Friday, June 10, 2011

Shiverfix: Part I

In the end Shiverfix was my band. Through all of the others, this was where my heart was.

It began as far back as 1988 or '89, when my collaborator and best friend David Bliss and I recorded a couple of songs in a small apartment with any one around who was available to play an instrument. David had been taking guitar lessons, blues-oriented, in-the box stuff, while I'd been writing some poetry and imagined becoming a singer, a frontman in the vein of Michael Hutchence or Jim Morrison. We weren't after a certain style, didn't have any real goals. We had our influences (The Cure, Bauhaus, Sisters of Mercy, etc.) and we hoped they would find their way into the music.

From those first two songs, horrible-sounding songs, recorded in an apartment in Aurora, Colorado, we went to other apartments to record more songs. The drum machine always ticking away, unwavering, in each. Tryin the whole time to recruit our friends into playing with us. Even if they had no muscial experience. This paid off when Lori joined us to play bass.

Unloading gear in the alley at 15th and Blake

By 1990, we were rehearsing in a warehouse at 15th and Blake in Denver, back when the area was full of decrepit buildings and viaducts. The warehouse had been an old sporting goods store and some other sort of retailer before that, and it served as the transient home to an eclectic group of musicians, artists, and other outcasts. Under the name Satori, our rehearsals, with the addition of Becky as our drummer, often seen smacking the snare with a stick in one hand and taking a pull on a cigarette with the other, took place in a large open area. People would walk through, stop for a while to watch, move on. It was like playing in a half-lit store, while people milled about. Except elsewhere in the place people were doing drugs, watching TV, or screwing. It wasn't always conducive to experimentation, to the open innovation that a group of nervous, still-learning, musicians needed. It also forced any personal or personnel issues onto display.

How the warehouse at 15th and Blake appears today (via Google Street View)

The viaduct across the street, how it appeared in 1987 (via

Satori played one live gig at the warehouse before the residents got evicted for having open fires during a show. I was twenty, frightened, and lousy. The band before us had broken a hole in the makeshift stage which I nearly fell in. The drums were on a riser behind us, spearated by a partition that more or less prevented them from being heard. Not the best first show. And then Satori was done.

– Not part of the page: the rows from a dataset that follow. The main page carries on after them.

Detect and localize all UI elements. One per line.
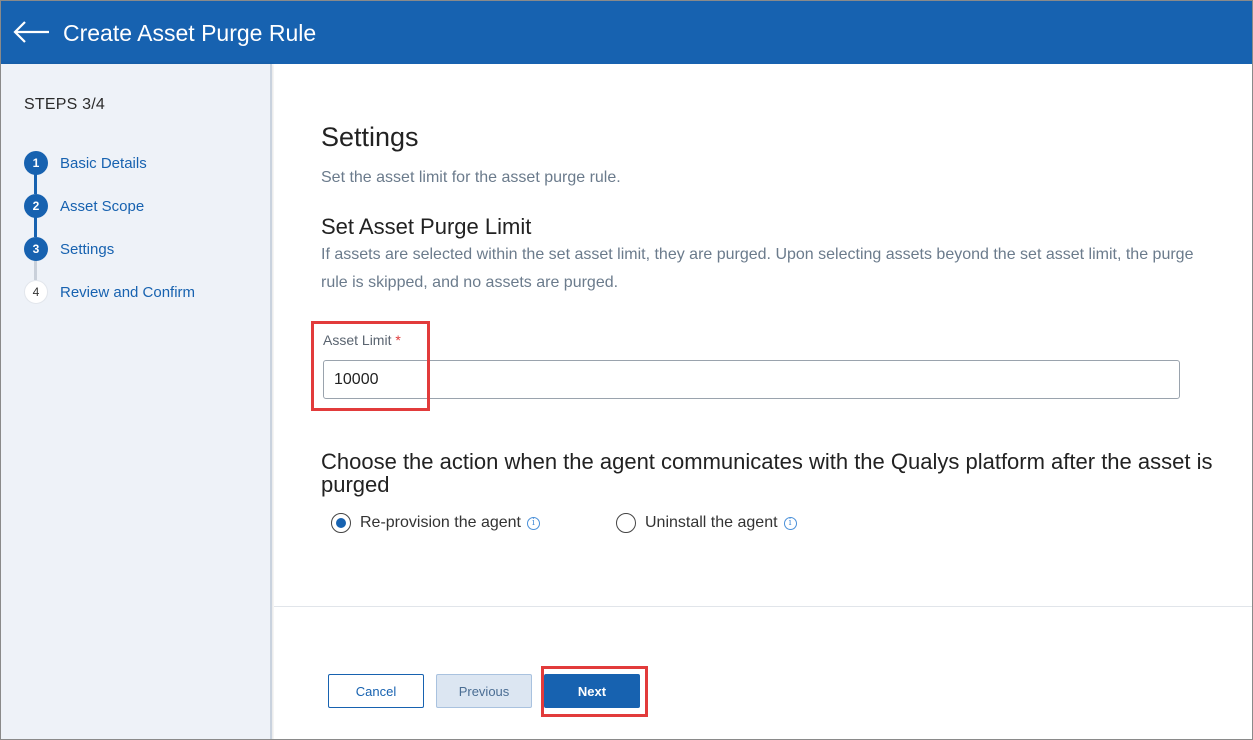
asset-limit-input[interactable] (323, 360, 1180, 399)
main-content: Settings Set the asset limit for the ass… (274, 64, 1252, 739)
step-connector (34, 217, 37, 237)
step-settings[interactable]: 3 Settings (24, 237, 114, 261)
reprovision-radio[interactable] (331, 513, 351, 533)
step-label: Review and Confirm (60, 283, 196, 301)
next-button[interactable]: Next (544, 674, 640, 708)
step-connector (34, 174, 37, 194)
asset-limit-label: Asset Limit * (323, 332, 401, 348)
previous-button[interactable]: Previous (436, 674, 532, 708)
section-heading: Settings (321, 122, 419, 152)
section-subheading: Set the asset limit for the asset purge … (321, 169, 621, 186)
reprovision-label: Re-provision the agent (360, 514, 521, 531)
uninstall-option[interactable]: Uninstall the agent i (616, 512, 797, 534)
step-review-and-confirm[interactable]: 4 Review and Confirm (24, 280, 195, 304)
app-frame: Create Asset Purge Rule STEPS 3/4 1 Basi… (0, 0, 1253, 740)
cancel-button[interactable]: Cancel (328, 674, 424, 708)
step-connector (34, 260, 37, 280)
step-number-badge: 2 (24, 194, 48, 218)
radio-selected-dot (336, 518, 346, 528)
asset-limit-label-text: Asset Limit (323, 332, 392, 348)
step-number-badge: 4 (24, 280, 48, 304)
step-number-badge: 1 (24, 151, 48, 175)
step-asset-scope[interactable]: 2 Asset Scope (24, 194, 144, 218)
action-heading: Choose the action when the agent communi… (321, 449, 1213, 497)
step-label: Basic Details (60, 154, 147, 172)
step-label: Settings (60, 240, 115, 258)
page-title: Create Asset Purge Rule (63, 20, 317, 46)
uninstall-label: Uninstall the agent (645, 514, 778, 531)
steps-sidebar: STEPS 3/4 1 Basic Details 2 Asset Scope … (1, 64, 272, 739)
header-bar: Create Asset Purge Rule (1, 1, 1252, 64)
step-basic-details[interactable]: 1 Basic Details (24, 151, 147, 175)
uninstall-radio[interactable] (616, 513, 636, 533)
step-label: Asset Scope (60, 197, 145, 215)
step-number-badge: 3 (24, 237, 48, 261)
back-arrow-icon[interactable] (13, 17, 51, 47)
info-icon[interactable]: i (526, 516, 540, 530)
footer-divider (274, 606, 1252, 607)
reprovision-option[interactable]: Re-provision the agent i (331, 512, 540, 534)
limit-description: If assets are selected within the set as… (321, 246, 1194, 291)
info-icon[interactable]: i (783, 516, 797, 530)
steps-counter: STEPS 3/4 (24, 96, 105, 113)
required-marker: * (395, 332, 401, 348)
limit-heading: Set Asset Purge Limit (321, 214, 532, 239)
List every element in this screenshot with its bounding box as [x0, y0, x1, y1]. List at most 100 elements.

Tensions had been high, and without a place to rehearse, the band dissolved.

Here's a raw demo recorded then of a song called "Shattered":

Of course we couldn't stay apart for long and soon, with Becky replaced by the drum machine, we went back to recording in apartments. We wrote better songs, songs we were proud of, and tried out drummers. Many of the songs from this period would become staples for David and I through the years. Eventually, a mmove to Seattle was debated. This was 1991. Everything good was coming out of Seattle. David moved. Lori left to join St. Lucy Altarpiece. I did nothing. Until David moved back to Denver.

Here's a song from that era,"History's Pedestal":

By the end of '92, David and I found brothers John and Guido to play bass and drums and went by the name Scratch. It came from too much time spent at Calvin’s playing pool. We were certainly after something more rock and raw, something that felt like the late nights and the abandon with which we were living then. Because we worked evenings and stayed out late, rehearsals were usually held mornings in the basement of a house at 6th and Sheridan. The tales of the previous night’s exploits were often too much for the good Catholic brothers.

A Scratch-era version of "Flower Dress":

The gigs didn’t come. Despite what we thought were good songs, a good amount of creativity, nothing panned out. David and I were really more interested in living a rock and roll lifestyle than doing the hard work required to get gigs and really make a go of it.

Eventually, one of the brothers got someone pregnant and Scratch came to an end. Then it was just me and David, and that damn drum machine again.

We moved into an old storefront at the corner of 5th and Santa Fe on Cinqo de Mayo 1993. For years we had struggled finding a place to play. You couldn’t have a drummer if you didn’t have a place to put him. You can get away with recording guitars and bass at low volumes in apartments, but the volumes necessary to play with a drummer required dedicated space. Still, though, drummers were hard to come by. I played bass on some recordings, but still we didn’t get anywhere.

In the fall of that year I bumped into two members of the then defunct St. Lucy Altarpiece on the bus. In just a few minutes’ conversation it was agreed that I would come over to play bass with them, to see if I would play in a new band they were putting together. The level of frustration with the lack of progress with the band was high. The decision to leave and join Swoon was easy.

In some ways, David and I cared about the music more than we cared about “making it.” And that was what was so frustrating. To put so much emotion and care into the music and know what we were the only ones enjoying it was demoralizing. To play in a new band, to have a secondary position, was liberating. I could do something different. I could be creative. I could finally play some live shows.

Until Swoon gave me the boot in early 1995.